Bu kitap 60’ların başından 1980, 12 Eylülü’ne kadar Karadeniz Ereğlisi’ndeki işçi/sendika hareketleriyle ilgili tek bir çalışmanın ikinci ve daha geniş olan bölümüdür. Ereğli’nin hemen burnunun dibinde kökleri Osmanlı’ya uzanan, ilk grevlere beşiklik etmiş Zonguldak kömür ocakları vardır. 1960’lara kadar küçük bir balıkçı kasabası olan Ereğli, çok eski tarihlerden başlayarak Zonguldak’taki işçi hareketlerine tanıklık etmiştir. Ancak Ereğli’de işçileşme süreci; sendikalaşmanın, sol siyasetin serüveni, esas olarak 1960’ların ilk yıllarıyla ve adına kentleşme denilen büyük altüst oluşla birlikte başlamıştır.

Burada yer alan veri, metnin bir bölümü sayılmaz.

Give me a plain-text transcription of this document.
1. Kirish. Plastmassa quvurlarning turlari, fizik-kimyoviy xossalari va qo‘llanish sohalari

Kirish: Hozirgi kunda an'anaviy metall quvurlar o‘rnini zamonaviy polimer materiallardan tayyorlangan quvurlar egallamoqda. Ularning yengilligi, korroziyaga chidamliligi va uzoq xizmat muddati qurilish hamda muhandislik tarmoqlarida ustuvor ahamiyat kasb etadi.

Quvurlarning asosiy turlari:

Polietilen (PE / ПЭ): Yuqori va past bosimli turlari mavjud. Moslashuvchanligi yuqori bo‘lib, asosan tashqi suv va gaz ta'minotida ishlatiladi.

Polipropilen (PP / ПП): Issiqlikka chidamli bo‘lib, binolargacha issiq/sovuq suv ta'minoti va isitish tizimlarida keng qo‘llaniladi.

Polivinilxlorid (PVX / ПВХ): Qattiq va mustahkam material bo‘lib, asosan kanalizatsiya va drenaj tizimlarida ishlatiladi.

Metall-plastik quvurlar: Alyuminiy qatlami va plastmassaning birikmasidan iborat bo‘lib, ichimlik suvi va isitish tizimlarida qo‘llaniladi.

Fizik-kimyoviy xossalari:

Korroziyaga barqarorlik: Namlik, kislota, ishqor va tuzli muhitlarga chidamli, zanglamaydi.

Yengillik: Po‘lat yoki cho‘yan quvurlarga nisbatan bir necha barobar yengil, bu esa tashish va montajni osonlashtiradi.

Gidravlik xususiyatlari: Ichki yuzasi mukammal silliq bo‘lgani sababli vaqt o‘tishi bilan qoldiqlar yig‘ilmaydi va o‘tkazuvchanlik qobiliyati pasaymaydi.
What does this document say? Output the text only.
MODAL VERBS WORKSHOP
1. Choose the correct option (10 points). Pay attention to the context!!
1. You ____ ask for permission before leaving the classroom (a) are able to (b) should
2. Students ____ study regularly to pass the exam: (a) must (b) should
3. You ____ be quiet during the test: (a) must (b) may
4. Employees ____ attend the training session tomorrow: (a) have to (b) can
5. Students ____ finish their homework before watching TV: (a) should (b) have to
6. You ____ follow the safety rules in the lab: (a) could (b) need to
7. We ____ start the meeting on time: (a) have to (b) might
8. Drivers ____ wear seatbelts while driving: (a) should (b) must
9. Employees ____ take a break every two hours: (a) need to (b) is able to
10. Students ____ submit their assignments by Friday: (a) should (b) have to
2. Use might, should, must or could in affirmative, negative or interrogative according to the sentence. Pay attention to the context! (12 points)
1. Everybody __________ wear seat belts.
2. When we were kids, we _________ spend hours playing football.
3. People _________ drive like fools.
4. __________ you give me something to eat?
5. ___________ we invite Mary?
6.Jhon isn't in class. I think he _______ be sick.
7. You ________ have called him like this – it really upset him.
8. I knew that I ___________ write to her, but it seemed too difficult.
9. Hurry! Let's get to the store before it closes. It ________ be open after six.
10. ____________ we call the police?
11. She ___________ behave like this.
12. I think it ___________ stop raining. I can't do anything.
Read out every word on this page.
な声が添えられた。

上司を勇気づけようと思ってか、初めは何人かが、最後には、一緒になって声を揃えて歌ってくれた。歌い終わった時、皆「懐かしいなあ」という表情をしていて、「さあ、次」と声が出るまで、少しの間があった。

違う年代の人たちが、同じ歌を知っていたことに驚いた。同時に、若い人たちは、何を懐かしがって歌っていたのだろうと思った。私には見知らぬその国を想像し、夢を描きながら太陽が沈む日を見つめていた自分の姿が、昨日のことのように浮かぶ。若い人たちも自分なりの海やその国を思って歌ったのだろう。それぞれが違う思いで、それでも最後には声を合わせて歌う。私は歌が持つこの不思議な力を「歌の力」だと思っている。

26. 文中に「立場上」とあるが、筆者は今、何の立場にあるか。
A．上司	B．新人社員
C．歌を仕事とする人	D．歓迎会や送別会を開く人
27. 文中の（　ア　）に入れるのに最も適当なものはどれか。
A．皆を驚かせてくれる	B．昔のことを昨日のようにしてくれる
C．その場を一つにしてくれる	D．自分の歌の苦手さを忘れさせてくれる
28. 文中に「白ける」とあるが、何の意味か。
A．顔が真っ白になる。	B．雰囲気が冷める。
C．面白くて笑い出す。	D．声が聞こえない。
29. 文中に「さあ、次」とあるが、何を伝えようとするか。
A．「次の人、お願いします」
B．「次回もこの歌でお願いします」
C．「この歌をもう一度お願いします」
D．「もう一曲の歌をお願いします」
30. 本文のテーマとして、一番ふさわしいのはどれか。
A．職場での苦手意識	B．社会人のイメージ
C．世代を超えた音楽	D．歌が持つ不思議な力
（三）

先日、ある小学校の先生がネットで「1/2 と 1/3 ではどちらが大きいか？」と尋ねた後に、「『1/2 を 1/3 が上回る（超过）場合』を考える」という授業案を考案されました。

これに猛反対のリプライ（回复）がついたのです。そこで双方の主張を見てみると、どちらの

Nora Şeni, 1978’de yayınlanan Emperyalist Sistemde “Kontrol Sanayii” ve Ereğli Demir-Çelik1 başlığını taşıyan araştırmasında, Erdemir’deki işçi sayısının, “Türkiye’de bir sermaye birimi tarafından çalıştırılan ve bir üretim biriminde toplanan ortalama işçi sayısının” hayli üstünde olduğuna işaret etmektedir. Ve çokuluslu parasal sermayenin Ereğli’de satın aldığı bu emek gücü, “Türkiye’de kapitalist üretici güçlerin gelişme tarihine paralel olarak çok eskilere dayanmayan bir işçi sınıfından gelmektedir.” Yani gençtir. Şeni, bu emek gücü nün, Erdemir teknolojisine, buradaki sabit sermayenin tarihine, bu çokuluslu sermayenin yoğunlaşma ve merkezîleşme tarihine paralel olarak gelişmemiş olduğuna dikkat çekmektedir. “[B]ir yanda genç bir işçi sınıfının üyesi olan ve bu işçi sınıfının nesnel ve öznel gelişme düzeyinde bulunan bir emek – gücü, öte yandan bu emek – gücünün çalıştırdığı, yüzyıllara dayanan bir sermaye birikiminin meyvası, yüksek düzeyli bir teknoloji.”2 Ereğli’nin bir işçi kasabasına dönüşmesi, 60’ların başlarında, çokuluslu, yabancı (ya da yerli) sermayenin burada, devasa demir-çelik fabrikalarının ilk çivisini çakmasıyla başlar. 60’ların başında Ereğli sokakları, kahveler, oteller Türkiye’nin dört bir yanından gelen genellikle kır kökenli insanlarla dolup taşmaktadır. Ereğli’de işçileşme süreci, dev şantiyelerde olağanüstü kötü şartlarda gelişir, dayanışmanın çok eski ve köklü bir biçimi olan “hemşeri bağları” kurulan ilk sendikaları şekillendiren faktörlerden biri olur.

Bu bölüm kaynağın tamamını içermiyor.